“If we had enough money,” the giant growled. “But if there’s one of these big companies in on the deal, and they want it badly, I reckon all you and me could dig up wouldn’t make ’em do any more’n grin.”
They plodded along in silence for a while, and then David said, “Well, if worst comes to worst, we’ll have to gentle old Uncle Bill down, and get him used to it as best we can, and bring him over to live with us.”
“Of course!” Goliath assented. “That goes without any gab. Poor old feller!”
They were still distressed and perturbed when they bade each other good night and crawled into their bunks. And for the next three or four days they could think of or discuss nothing save their perplexity.
Distraction came unexpectedly, with the arrival of a visitor who was brought to their cabin one afternoon in a hired conveyance, and who shouted a boisterous greeting. They did not recognize him at first, and then David exclaimed, “By the great horn spoon! It’s Heald. Heald that we got out of Mexico with.”
“What? That feller we grabbed out of —— It is! Sure enough!” Goliath exclaimed as they rushed forward to shake hands with a man whose life they had saved at the imminent risk of their own necks. “What on earth brings you here, Heald? Thought you was in Colorado?”
“Was, the last time I wrote you,” said their visitor with a quiet grin. “Told you men that if ever I came within a thousand miles of you, I’d look you up. I certainly owe you that much, don’t I? And so I’m here. Can you put me up for a week or so? I want to fish a little and maybe shoot at something and—talk over old times. I want to rest.”
Beyond that strange adventure in which they had saved his life, they knew little of him, save that he was a strangely reticent man, evidently capable, courageous, and sometimes a wanderer. They had accepted him as being somewhat like themselves, an adventurer into strange places, accustomed to vicissitude, and well-enduring. That he had remembered them through the years with occasional letters, and once or twice a Christmas gift of a box of cigars or something similar, was merely surprising. The fact that they had imperiled their own lives in his behalf had not impressed them as being any reason for the remembrance; but they were eager to welcome him as an old friend. They were prepared to act as hosts without apologies for the roughness of their hospitality, and he, in return, accepted it as if it were that to which he was entirely habituated.

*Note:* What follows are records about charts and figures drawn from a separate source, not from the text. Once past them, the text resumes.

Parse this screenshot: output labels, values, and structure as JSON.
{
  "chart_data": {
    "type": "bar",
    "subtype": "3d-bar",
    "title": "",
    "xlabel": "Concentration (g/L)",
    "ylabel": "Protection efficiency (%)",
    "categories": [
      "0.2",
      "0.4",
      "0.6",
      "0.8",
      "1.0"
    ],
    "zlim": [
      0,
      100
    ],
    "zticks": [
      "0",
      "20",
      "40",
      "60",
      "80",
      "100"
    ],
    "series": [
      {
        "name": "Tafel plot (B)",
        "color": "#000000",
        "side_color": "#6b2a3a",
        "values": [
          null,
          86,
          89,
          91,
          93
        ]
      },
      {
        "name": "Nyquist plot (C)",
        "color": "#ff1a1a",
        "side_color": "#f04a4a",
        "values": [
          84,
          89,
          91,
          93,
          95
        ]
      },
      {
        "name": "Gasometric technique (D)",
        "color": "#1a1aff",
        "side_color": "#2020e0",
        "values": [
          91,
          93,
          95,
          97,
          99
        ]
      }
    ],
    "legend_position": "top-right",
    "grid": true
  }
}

It was in the dusk of the evening, when they had settled lazily into the crude, homemade and comfortable chairs outside the cabin, and when they had exhausted their reminiscences, that David mentioned the subject uppermost in his mind, and explained how he and his partner had been sympathetically perturbed by the misfortunes of Old Harmless.
“Maybe,” said Heald, “I can help you out on that, some way. I’m—I’m a pretty good lawyer myself, and I’ve had some experience in land titles.”